Banks are the usual target of hackers because that is where the money is. But money is not always the main reason for the attack. According to the Group-IB’s Hi-Tech Crime Trends Report because in some countries, banks are considered part of the national critical infrastructure, state-sponsored hackers target these institutions to gather intelligence information and disrupt the operation of target banks.
In recent years, despite efforts by regulators and banks to fortify the infrastructure against hacking, cyber criminals have expanded their attack vectors including target staff’s penchant to use personal email using the firm’s Internet connection.
But the increase media coverage around Initial Coin Offerings and the rising popularity of cryptocurrency exchanges may just be what banks are looking for – a break from being the target of choice for hackers.
According to Group-IB, hackers are turning their attention to the crypto industry, including ICO, wallets, exchanges, and funds, particularly with awareness of large capitalization and funds flowing into this group.
In technical terms, the attacks against service providers in this sector are no more difficult than against banks, however the information security in place and maturity of blockchain companies is significantly lower. A further motivation for criminal attackers is that blockchain technologies are more anonymous and unregulated – this considerably reduces the risk of being caught during money withdrawal.
To date, the attacks on the cryptocurrency industry has reached US$168 million. Group-IB estimates income from attacks on cryptocurrency exchanges varies from US$1.5 million (Bitcurex) to US$72 million (Bitfinex). In comparison, a successful attack on a bank nets criminals only about US$1.5 million on average.
Group-IB says attacks on cryptocurrency exchanges are conducted in the same way as targeted attacks on banks with similar or sometimes identical tools and tactics.
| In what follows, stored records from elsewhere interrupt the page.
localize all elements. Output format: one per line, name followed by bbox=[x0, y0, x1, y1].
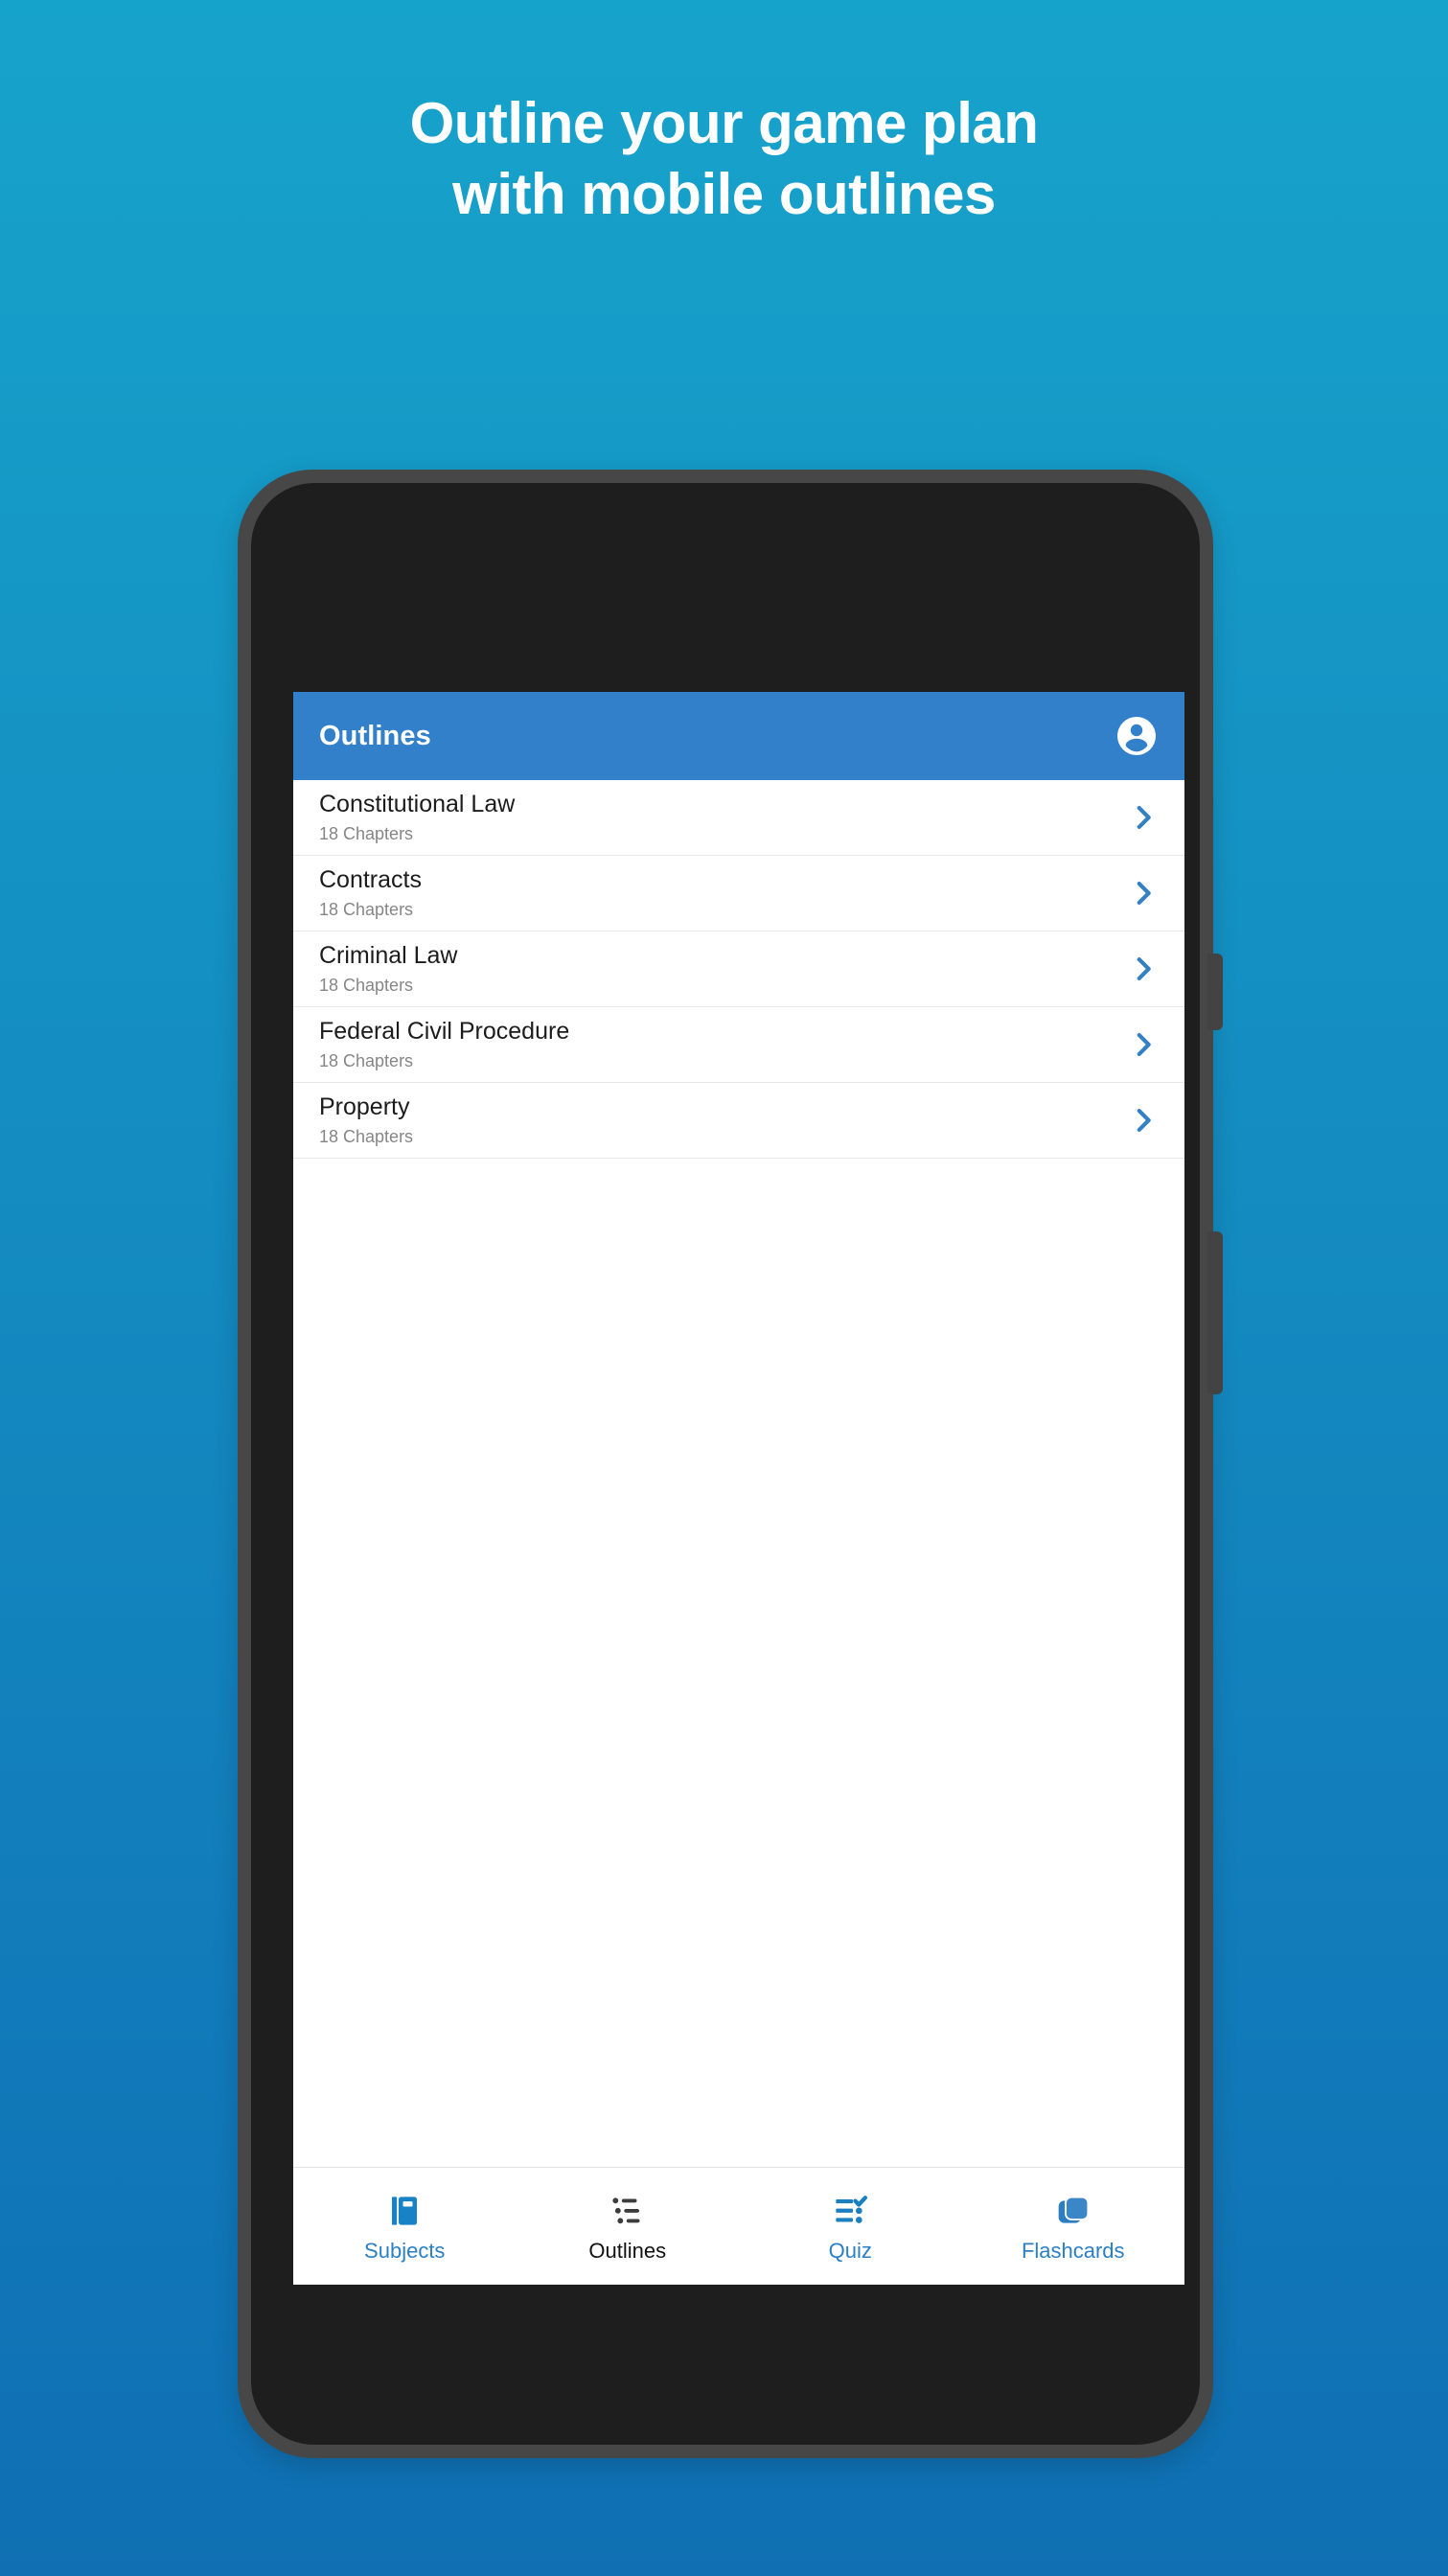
app-title: Outlines bbox=[319, 720, 431, 751]
chevron-right-icon[interactable] bbox=[1127, 877, 1160, 909]
row-subtitle: 18 Chapters bbox=[319, 1126, 414, 1146]
table-row[interactable]: Constitutional Law 18 Chapters bbox=[293, 780, 1184, 856]
bottom-navigation: Subjects Outlines Quiz Flashcards bbox=[293, 2167, 1184, 2285]
table-row[interactable]: Property 18 Chapters bbox=[293, 1083, 1184, 1159]
row-title: Constitutional Law bbox=[319, 791, 516, 818]
list-empty-area bbox=[293, 1159, 1184, 1542]
row-subtitle: 18 Chapters bbox=[319, 1050, 414, 1070]
row-texts: Constitutional Law 18 Chapters bbox=[319, 791, 515, 844]
table-row[interactable]: Contracts 18 Chapters bbox=[293, 856, 1184, 932]
chevron-right-icon[interactable] bbox=[1127, 801, 1160, 834]
phone-body: Outlines Constitutional Law 18 Chapters bbox=[251, 483, 1200, 2445]
tab-outlines[interactable]: Outlines bbox=[517, 2192, 740, 2262]
app-header: Outlines bbox=[293, 692, 1184, 780]
tab-label: Flashcards bbox=[1021, 2238, 1125, 2263]
outlines-list: Constitutional Law 18 Chapters Contracts… bbox=[293, 780, 1184, 1542]
volume-button[interactable] bbox=[1207, 1231, 1223, 1394]
row-title: Contracts bbox=[319, 866, 422, 894]
headline-line-2: with mobile outlines bbox=[452, 162, 996, 227]
row-subtitle: 18 Chapters bbox=[319, 899, 414, 919]
row-texts: Federal Civil Procedure 18 Chapters bbox=[319, 1018, 569, 1071]
promo-headline: Outline your game plan with mobile outli… bbox=[0, 88, 1448, 231]
table-row[interactable]: Criminal Law 18 Chapters bbox=[293, 932, 1184, 1007]
row-subtitle: 18 Chapters bbox=[319, 823, 414, 843]
bulleted-list-icon bbox=[609, 2192, 647, 2230]
row-texts: Criminal Law 18 Chapters bbox=[319, 942, 457, 996]
chevron-right-icon[interactable] bbox=[1127, 953, 1160, 985]
book-icon bbox=[385, 2192, 424, 2230]
row-title: Criminal Law bbox=[319, 942, 458, 970]
tab-subjects[interactable]: Subjects bbox=[293, 2192, 517, 2262]
table-row[interactable]: Federal Civil Procedure 18 Chapters bbox=[293, 1007, 1184, 1083]
power-button[interactable] bbox=[1207, 954, 1223, 1030]
row-subtitle: 18 Chapters bbox=[319, 975, 414, 995]
tab-label: Quiz bbox=[828, 2238, 872, 2263]
row-texts: Contracts 18 Chapters bbox=[319, 866, 422, 920]
chevron-right-icon[interactable] bbox=[1127, 1104, 1160, 1137]
tab-label: Outlines bbox=[588, 2238, 667, 2263]
account-circle-icon[interactable] bbox=[1114, 713, 1160, 759]
stacked-cards-icon bbox=[1054, 2192, 1092, 2230]
tab-label: Subjects bbox=[364, 2238, 446, 2263]
chevron-right-icon[interactable] bbox=[1127, 1028, 1160, 1061]
headline-line-1: Outline your game plan bbox=[409, 91, 1039, 155]
tab-flashcards[interactable]: Flashcards bbox=[962, 2192, 1185, 2262]
row-title: Federal Civil Procedure bbox=[319, 1018, 570, 1046]
playlist-check-icon bbox=[831, 2192, 869, 2230]
phone-screen: Outlines Constitutional Law 18 Chapters bbox=[293, 692, 1184, 2285]
row-title: Property bbox=[319, 1093, 410, 1121]
phone-mockup: Outlines Constitutional Law 18 Chapters bbox=[238, 470, 1223, 2458]
row-texts: Property 18 Chapters bbox=[319, 1093, 413, 1147]
tab-quiz[interactable]: Quiz bbox=[739, 2192, 962, 2262]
E.g. cybercriminals use fake ID to get victim’s SIM-card to recover passwords and gain control over accounts in cryptocurrency services
The fact attackers are “retargeting” popular banking Trojans such as TrickBot, Vawtrak, Qadars, Tinba, Marcher to collect logins and passwords of cryptocurrency users suggests that they have found a new niche and might focus outside of the traditional banking sector in the nearest future.
Targeted attacks on cryptocurrency exchanges will be carried out not only by financially motivated hackers but by state-sponsored attackers as well.
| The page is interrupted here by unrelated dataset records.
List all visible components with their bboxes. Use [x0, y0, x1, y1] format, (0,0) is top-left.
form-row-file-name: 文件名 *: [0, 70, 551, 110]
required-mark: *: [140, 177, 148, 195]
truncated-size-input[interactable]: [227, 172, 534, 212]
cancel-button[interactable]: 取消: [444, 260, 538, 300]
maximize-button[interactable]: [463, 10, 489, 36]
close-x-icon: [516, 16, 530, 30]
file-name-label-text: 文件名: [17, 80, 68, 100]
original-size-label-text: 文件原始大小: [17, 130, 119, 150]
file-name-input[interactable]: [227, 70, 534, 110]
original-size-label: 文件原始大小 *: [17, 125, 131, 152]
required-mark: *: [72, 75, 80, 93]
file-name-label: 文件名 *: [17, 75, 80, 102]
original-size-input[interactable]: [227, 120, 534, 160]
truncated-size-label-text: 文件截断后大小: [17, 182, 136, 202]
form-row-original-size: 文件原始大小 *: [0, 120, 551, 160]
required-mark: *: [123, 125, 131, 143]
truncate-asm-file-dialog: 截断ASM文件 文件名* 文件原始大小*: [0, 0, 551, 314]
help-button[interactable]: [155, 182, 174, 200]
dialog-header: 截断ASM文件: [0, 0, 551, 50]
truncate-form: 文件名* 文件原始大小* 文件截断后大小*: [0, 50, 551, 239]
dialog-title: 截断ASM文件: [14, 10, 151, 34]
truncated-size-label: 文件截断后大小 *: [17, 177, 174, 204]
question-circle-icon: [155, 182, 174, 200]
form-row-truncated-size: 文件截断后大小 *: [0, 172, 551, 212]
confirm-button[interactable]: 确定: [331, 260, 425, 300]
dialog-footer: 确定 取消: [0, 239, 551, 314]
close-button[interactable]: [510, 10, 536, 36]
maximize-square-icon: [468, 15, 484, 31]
Hacked cryptocurrencies in 2017
In just 13 minutes into its crowdsale, a hacker changed the Ethereum address posted on Israeli startup CoinDash’s ICO website and steal US$7 million of funds. In what may well be a classic phishing attacked the theft continued to the next day as netting the hacker US$10 million in total.
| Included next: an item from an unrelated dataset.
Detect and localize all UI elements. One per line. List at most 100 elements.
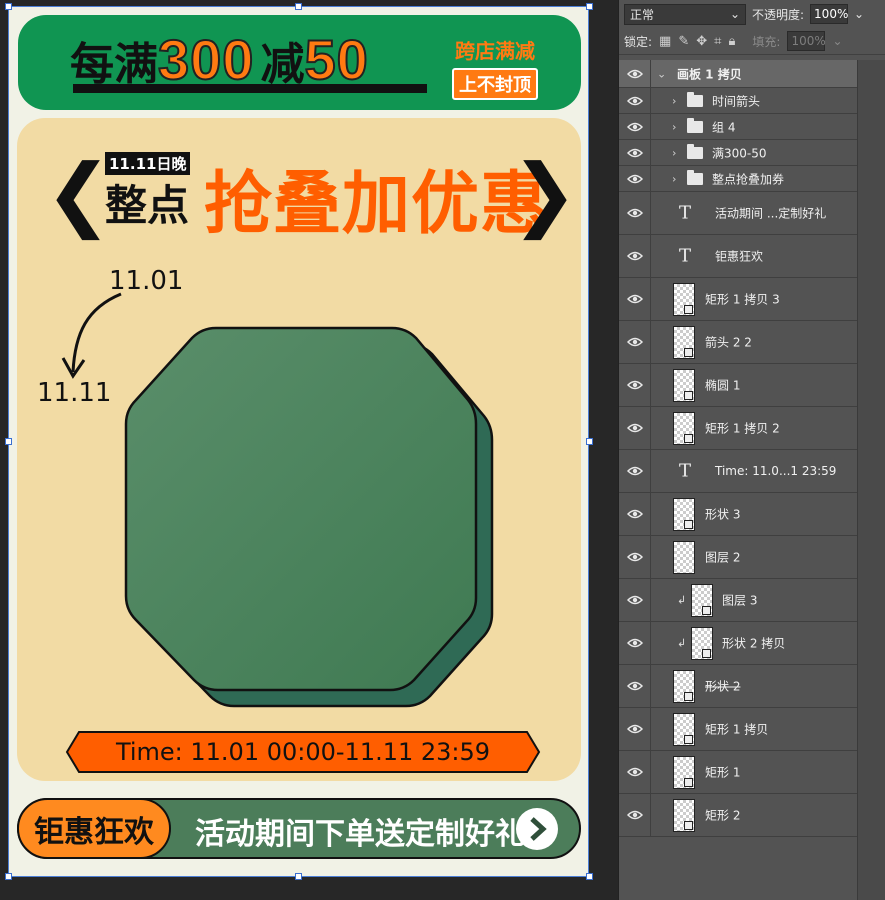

In July 2017, an attacked used a vulnerability in the Parity multisig wallet version 1.5+ to steal 153,037 Ether worth US$32 million. The funds were from previous ICOs (Edgeless Casino, Swarm City, and æternity blockchain).
Also in July 2017, Veritaseum claimed that 36,000 tokens were stolen and quickly exchanged for ether. The theft was valued atUS$8 million.
The following month, a hacker broke into Enigma’s website, Slack group, and fraudulent messages sent to its members asking for money who obligingly donated 1,500 Ether or US$500,000.